Somehow, when a device as simple as a door has to have a sign telling you whether to pull, push, or slide, then it is a failure, poorly designed.

This got me thinking towards tutorials in games and how they could be better improved, or designed, to not spell out exactly what a player has to do. This reminded me of Egoraptor's Megaman video, which I am guessing most here are familiar with but just in case you aren't you can find it here - https://youtu.be/8FpigqfcvlM?list=PLu5a9-aw8CA_xRgSUtUjcEem6d_cJk9Mx (WARNING: NSFW language and some loud yelling).
He does a pretty good analysis of both Megaman classic and Megaman X, in that these games taught you how to play by showing prior to making you interact with things. There are no signs, pop ups, or tutorial windows to explain how to play games so it comes off as really good design. I think this also goes back to what you had to say Adam, in that controllers went from simple one or two button controllers on to more complicated ones. Due to the new complexity we have to come up with tutorials to now explain all the buttons on current gen pads.

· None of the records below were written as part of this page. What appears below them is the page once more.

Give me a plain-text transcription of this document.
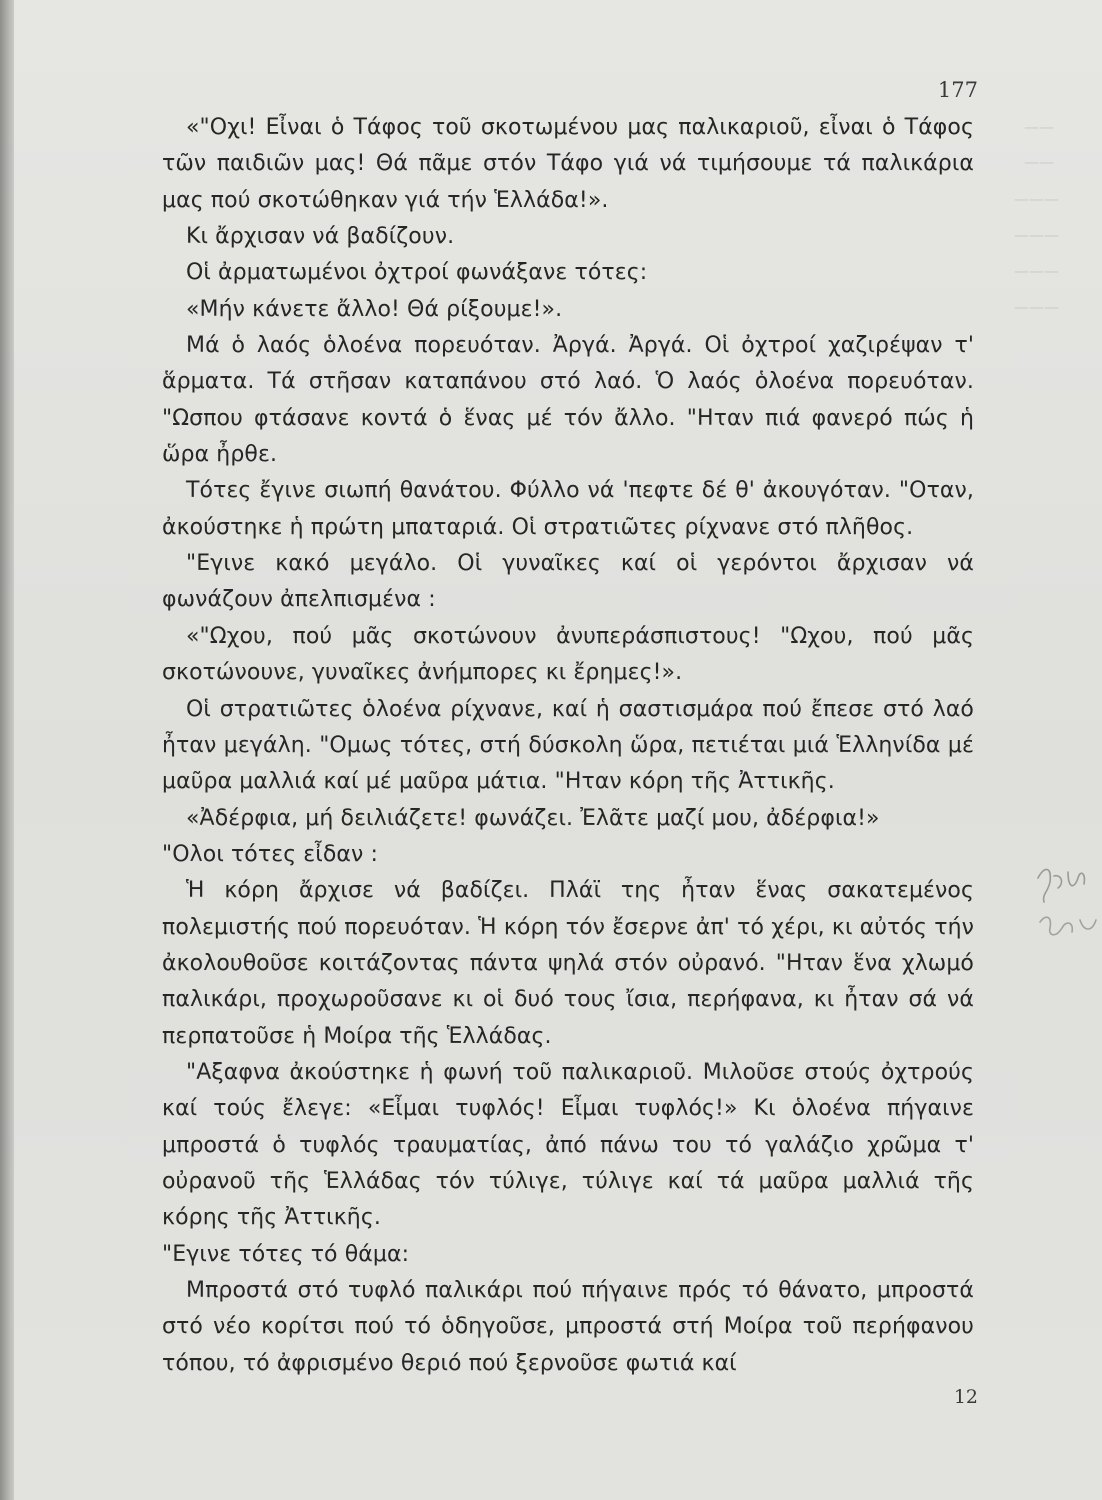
——
——
———
———
———
———
177

«"Οχι! Εἶναι ὁ Τάφος τοῦ σκοτωμένου μας παλικαριοῦ, εἶναι ὁ Τάφος τῶν παιδιῶν μας! Θά πᾶμε στόν Τάφο γιά νά τιμήσουμε τά παλικάρια μας πού σκοτώθηκαν γιά τήν Ἑλλάδα!».

Κι ἄρχισαν νά βαδίζουν.

Οἱ ἀρματωμένοι ὀχτροί φωνάξανε τότες:

«Μήν κάνετε ἄλλο! Θά ρίξουμε!».

Μά ὁ λαός ὁλοένα πορευόταν. Ἀργά. Ἀργά. Οἱ ὀχτροί χαζιρέψαν τ' ἅρματα. Τά στῆσαν καταπάνου στό λαό. Ὁ λαός ὁλοένα πορευόταν. "Ωσπου φτάσανε κοντά ὁ ἕνας μέ τόν ἄλλο. "Ηταν πιά φανερό πώς ἡ ὥρα ἦρθε.

Τότες ἔγινε σιωπή θανάτου. Φύλλο νά 'πεφτε δέ θ' ἀκουγόταν. "Οταν, ἀκούστηκε ἡ πρώτη μπαταριά. Οἱ στρατιῶτες ρίχνανε στό πλῆθος.

"Εγινε κακό μεγάλο. Οἱ γυναῖκες καί οἱ γερόντοι ἄρχισαν νά φωνάζουν ἀπελπισμένα :

«"Ωχου, πού μᾶς σκοτώνουν ἀνυπεράσπιστους! "Ωχου, πού μᾶς σκοτώνουνε, γυναῖκες ἀνήμπορες κι ἔρημες!».

Οἱ στρατιῶτες ὁλοένα ρίχνανε, καί ἡ σαστισμάρα πού ἔπεσε στό λαό ἦταν μεγάλη. "Ομως τότες, στή δύσκολη ὥρα, πετιέται μιά Ἑλληνίδα μέ μαῦρα μαλλιά καί μέ μαῦρα μάτια. "Ηταν κόρη τῆς Ἀττικῆς.

«Ἀδέρφια, μή δειλιάζετε! φωνάζει. Ἐλᾶτε μαζί μου, ἀδέρφια!»

"Ολοι τότες εἶδαν :

Ἡ κόρη ἄρχισε νά βαδίζει. Πλάϊ της ἦταν ἕνας σακατεμένος πολεμιστής πού πορευόταν. Ἡ κόρη τόν ἔσερνε ἀπ' τό χέρι, κι αὐτός τήν ἀκολουθοῦσε κοιτάζοντας πάντα ψηλά στόν οὐρανό. "Ηταν ἕνα χλωμό παλικάρι, προχωροῦσανε κι οἱ δυό τους ἴσια, περήφανα, κι ἦταν σά νά περπατοῦσε ἡ Μοίρα τῆς Ἑλλάδας.

"Αξαφνα ἀκούστηκε ἡ φωνή τοῦ παλικαριοῦ. Μιλοῦσε στούς ὀχτρούς καί τούς ἔλεγε: «Εἶμαι τυφλός! Εἶμαι τυφλός!» Κι ὁλοένα πήγαινε μπροστά ὁ τυφλός τραυματίας, ἀπό πάνω του τό γαλάζιο χρῶμα τ' οὐρανοῦ τῆς Ἑλλάδας τόν τύλιγε, τύλιγε καί τά μαῦρα μαλλιά τῆς κόρης τῆς Ἀττικῆς.

"Εγινε τότες τό θάμα:

Μπροστά στό τυφλό παλικάρι πού πήγαινε πρός τό θάνατο, μπροστά στό νέο κορίτσι πού τό ὁδηγοῦσε, μπροστά στή Μοίρα τοῦ περήφανου τόπου, τό ἀφρισμένο θεριό πού ξερνοῦσε φωτιά καί

12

I've often wondered why there isn't some memory type game or app that comes with consoles to teach new game players where buttons are on the controller, and then from there the games can teach players their individual button contexts.

This also brings up the mapping of controllers. The D-pad makes sense, in that it usually controls the direction of the character so I would consider it a good mapping. However, the other buttons offer little in terms of this until the game either tells you or you experiment by trying each one. I don't know how one could solve this, as there is some standardization between similar types or genres of games, but it could change for each one. I think that over time you take the common knowledge of how most games work and it becomes easier, but I would agree it is somewhat difficult to break into it. I think it took me a good month to get used to the original Xbox controller hahaha.